In the flurry of activity to establish and grow a business, many business owners fail to differentiate between financial products and services designed for business as opposed to personal use.
While it may appear easier to use a personal loan or credit card to cover business expenses, especially during the start-up phase, this course of action can blur the lines between personal and business finances, and create tax reporting issues for business owners.
That is where the business charge or credit card comes in; a way for businesses of any size to access funds, pay for business expenses and make an unambiguous distinction between liabilities and expenses incurred by the business as opposed to the individual. While the big end of town has long recognised the benefits of corporate cards, many small businesses are now grasping the distinct advantages of business cards and abandoning the use of personal credit cards or loans in the business environment.
What makes a business card different?
Business credit cards are not secured against personal assets. This means that any personal assets are therefore free to be used if a business owner does require other secured forms of finance. Furthermore, when it comes to tax reporting there is a clear distinction between business and personal expenditure; something that remains on the radar of the Australian Tax Office.
As businesses grow, many find their employees are also required to make business purchases. The clever thing about a business card is that the business can have multiple cards on the same account and can track business expenditure across all cards on the account.
Another benefit of a business card over a personal card is that they can have restrictions placed on their use, such as no cash withdrawals. Many business owners with multiple cards on their account find this added security comforting.
Additionally, some business cards now offer business travel insurance and cover in the event that the business is temporarily unable to operate. Add to this the fact that as a business card, the annual fee is tax deductible, and the benefits become overwhelming.
Credit or charge?
At first glance, the difference between a credit card and a charge card may not be clear but there are clear distinctions. The major difference is that a charge card must be paid off in full each month and doesn’t allow the business to carry over their debt. This is a practice many customers like as they feel a sense of control through the discipline of paying in full each month. Businesses debating whether a credit card or charge card is best for their needs should consider:
Business charge cards:
- Are suitable for companies which have a good idea of the money coming in and going out and are financially stable enough to pay off their total balance each month.
- Have no pre-set spending limit, making them ideal for making large business purchases that may exceed the limit on a credit card.
- Work well for businesses that want to improve their cashflow, particularly those with high stock costs because the extended payment period allows them to make sales before they have to pay for stock.

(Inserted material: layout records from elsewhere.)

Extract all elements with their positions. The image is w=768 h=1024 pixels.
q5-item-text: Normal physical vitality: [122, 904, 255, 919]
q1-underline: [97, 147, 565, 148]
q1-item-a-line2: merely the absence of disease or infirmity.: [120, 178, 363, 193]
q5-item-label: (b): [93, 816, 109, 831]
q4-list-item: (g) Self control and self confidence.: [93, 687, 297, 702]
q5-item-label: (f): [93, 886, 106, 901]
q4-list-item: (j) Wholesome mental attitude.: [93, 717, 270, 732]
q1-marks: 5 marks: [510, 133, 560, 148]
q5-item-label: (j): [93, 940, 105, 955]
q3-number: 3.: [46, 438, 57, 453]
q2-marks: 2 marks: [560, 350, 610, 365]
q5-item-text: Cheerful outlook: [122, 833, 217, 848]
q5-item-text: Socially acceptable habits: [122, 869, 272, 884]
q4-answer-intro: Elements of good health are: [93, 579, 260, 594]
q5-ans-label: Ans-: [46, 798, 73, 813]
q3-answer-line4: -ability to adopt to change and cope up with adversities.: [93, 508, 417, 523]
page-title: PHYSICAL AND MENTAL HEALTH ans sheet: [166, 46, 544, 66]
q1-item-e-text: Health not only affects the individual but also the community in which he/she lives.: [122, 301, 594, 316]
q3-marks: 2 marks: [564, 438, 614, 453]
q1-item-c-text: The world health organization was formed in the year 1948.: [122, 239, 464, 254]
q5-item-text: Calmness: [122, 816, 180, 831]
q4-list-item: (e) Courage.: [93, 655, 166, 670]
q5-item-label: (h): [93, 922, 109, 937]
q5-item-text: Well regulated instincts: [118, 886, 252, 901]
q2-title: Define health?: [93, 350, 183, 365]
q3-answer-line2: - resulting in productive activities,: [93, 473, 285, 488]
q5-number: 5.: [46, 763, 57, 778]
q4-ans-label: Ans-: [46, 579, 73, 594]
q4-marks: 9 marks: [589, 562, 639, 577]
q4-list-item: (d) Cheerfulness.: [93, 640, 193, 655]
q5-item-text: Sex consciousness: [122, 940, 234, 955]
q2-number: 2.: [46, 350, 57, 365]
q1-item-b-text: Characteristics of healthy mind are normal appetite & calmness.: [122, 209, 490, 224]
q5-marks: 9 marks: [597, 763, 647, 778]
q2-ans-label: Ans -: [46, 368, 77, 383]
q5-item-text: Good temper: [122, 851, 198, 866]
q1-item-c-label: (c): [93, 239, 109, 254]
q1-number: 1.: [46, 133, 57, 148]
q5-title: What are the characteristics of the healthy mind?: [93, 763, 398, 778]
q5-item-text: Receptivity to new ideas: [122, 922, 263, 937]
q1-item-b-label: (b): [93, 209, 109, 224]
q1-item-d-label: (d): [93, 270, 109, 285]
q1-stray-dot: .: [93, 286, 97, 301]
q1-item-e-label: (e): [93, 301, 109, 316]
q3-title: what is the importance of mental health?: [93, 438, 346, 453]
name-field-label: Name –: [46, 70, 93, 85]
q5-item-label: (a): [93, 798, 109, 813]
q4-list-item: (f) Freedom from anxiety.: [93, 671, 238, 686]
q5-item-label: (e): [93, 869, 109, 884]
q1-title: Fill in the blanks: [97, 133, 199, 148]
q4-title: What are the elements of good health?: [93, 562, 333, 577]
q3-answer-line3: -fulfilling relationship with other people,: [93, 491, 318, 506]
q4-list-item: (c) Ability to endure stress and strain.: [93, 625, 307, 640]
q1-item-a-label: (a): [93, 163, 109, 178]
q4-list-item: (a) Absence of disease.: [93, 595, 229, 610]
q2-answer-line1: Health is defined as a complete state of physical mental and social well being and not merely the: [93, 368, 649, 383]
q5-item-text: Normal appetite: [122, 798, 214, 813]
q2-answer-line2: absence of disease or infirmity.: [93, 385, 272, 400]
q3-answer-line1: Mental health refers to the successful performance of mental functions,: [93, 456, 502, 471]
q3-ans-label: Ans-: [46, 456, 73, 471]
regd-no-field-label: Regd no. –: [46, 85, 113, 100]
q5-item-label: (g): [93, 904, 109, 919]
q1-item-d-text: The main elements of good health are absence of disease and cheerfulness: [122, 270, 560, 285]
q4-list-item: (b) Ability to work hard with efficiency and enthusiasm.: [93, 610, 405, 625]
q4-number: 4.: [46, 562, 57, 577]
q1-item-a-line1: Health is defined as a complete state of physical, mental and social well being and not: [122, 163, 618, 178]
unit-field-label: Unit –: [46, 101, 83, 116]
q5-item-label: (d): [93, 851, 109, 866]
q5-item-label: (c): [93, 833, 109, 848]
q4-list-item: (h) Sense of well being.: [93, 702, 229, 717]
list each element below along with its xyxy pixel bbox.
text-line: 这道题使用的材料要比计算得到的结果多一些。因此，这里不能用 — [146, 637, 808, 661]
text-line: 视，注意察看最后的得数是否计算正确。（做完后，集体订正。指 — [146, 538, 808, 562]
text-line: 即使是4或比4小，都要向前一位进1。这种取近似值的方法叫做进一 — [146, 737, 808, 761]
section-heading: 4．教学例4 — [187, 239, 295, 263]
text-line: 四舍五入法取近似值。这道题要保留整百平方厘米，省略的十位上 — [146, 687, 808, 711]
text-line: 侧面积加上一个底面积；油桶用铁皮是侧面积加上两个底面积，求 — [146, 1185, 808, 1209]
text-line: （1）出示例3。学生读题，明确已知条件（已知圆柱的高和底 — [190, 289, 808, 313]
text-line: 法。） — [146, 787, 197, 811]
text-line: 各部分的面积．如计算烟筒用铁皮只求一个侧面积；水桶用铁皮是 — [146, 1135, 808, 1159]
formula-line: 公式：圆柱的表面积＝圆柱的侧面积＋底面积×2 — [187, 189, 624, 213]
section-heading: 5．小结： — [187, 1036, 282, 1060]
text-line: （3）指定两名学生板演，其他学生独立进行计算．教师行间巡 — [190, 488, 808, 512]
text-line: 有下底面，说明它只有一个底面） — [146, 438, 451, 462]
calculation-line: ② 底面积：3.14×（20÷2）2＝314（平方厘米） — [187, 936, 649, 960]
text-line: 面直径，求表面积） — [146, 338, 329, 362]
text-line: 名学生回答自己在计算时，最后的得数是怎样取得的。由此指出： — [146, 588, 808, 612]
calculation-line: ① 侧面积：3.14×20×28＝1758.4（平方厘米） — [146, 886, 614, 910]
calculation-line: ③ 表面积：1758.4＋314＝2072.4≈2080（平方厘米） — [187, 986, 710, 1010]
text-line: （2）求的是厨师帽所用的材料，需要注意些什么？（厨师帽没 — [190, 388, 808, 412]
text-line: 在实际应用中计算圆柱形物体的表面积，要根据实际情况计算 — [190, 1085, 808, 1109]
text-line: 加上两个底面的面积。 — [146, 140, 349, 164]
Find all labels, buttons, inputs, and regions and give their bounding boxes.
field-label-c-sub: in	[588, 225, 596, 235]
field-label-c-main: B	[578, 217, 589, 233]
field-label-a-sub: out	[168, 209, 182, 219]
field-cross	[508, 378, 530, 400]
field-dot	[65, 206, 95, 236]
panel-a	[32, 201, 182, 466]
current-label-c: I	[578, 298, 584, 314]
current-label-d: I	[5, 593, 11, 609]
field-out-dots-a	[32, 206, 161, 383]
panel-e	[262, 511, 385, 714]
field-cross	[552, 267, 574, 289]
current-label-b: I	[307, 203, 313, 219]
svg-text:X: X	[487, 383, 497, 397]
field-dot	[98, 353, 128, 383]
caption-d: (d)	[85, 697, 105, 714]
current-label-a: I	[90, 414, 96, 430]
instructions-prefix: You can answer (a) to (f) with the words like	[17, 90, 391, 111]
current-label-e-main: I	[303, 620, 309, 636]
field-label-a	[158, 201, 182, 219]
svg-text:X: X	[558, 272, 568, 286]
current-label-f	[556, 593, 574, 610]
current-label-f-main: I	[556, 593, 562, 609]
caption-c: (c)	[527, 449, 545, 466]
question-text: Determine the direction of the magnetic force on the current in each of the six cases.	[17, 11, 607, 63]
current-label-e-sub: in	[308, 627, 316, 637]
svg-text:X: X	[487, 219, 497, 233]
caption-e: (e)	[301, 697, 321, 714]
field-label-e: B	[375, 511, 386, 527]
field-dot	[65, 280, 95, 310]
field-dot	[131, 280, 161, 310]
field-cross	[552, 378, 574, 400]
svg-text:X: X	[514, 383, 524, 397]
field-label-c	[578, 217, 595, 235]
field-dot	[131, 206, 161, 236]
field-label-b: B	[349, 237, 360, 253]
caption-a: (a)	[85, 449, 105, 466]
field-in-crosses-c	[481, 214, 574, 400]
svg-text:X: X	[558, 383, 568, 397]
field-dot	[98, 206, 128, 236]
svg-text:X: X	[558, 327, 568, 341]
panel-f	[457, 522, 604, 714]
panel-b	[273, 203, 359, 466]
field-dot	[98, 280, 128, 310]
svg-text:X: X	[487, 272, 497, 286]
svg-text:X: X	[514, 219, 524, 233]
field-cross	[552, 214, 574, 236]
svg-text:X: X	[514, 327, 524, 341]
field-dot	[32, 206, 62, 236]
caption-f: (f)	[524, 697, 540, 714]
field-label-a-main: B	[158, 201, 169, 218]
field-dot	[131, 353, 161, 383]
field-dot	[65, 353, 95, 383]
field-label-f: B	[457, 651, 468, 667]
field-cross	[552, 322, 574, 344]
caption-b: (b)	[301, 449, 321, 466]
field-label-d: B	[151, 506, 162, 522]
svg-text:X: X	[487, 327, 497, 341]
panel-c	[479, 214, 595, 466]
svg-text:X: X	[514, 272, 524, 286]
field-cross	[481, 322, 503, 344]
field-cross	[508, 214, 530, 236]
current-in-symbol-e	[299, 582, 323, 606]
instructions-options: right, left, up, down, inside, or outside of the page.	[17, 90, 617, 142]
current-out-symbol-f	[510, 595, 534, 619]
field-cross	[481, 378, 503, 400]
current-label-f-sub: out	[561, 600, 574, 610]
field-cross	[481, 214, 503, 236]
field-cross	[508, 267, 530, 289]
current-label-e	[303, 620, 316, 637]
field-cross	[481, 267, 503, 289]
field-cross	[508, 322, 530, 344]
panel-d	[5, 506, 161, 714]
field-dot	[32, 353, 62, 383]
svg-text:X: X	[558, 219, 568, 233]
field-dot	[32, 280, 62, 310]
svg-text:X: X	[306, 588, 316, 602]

- Do not charge interest on outstanding amounts. If the business is late in paying its monthly balance, a set fee or a percentage of the outstanding amount is charged.
Business credit cards:
- Work the same as a personal credit card: the business builds up a balance over the month with a minimum repayment required by a specified date.
- Are good for businesses, such as start-ups, that have fluctuating cash reserves and face situations where they may not be able to clear the total balance at the end of each payment cycle.
The final thing to consider is rewards
The great thing about business card products is that many now offer attractive rewards programs that allow points to be accrued and used by the business. A smart business owner can add many thousands of dollars to the bottom line by using rewards points to cover significant business expenses such as travel, accommodation, stationery, IT equipment and even corporate gifts. There is also the added benefit that all the expenses put on supplementary cards by staff members will accrue rewards points for the business.
Business shouldn’t become personal!
While it could seem easier in the short term to use existing financial products for business use, it is important to remember that personal cards are for personal use. More and more businesses of all shapes and sizes are realising that cards designed for business owners offer a range of benefits and protections that are not available through personal credit.
–Jason Fryer is Head of Small Business Services Australia, American Express.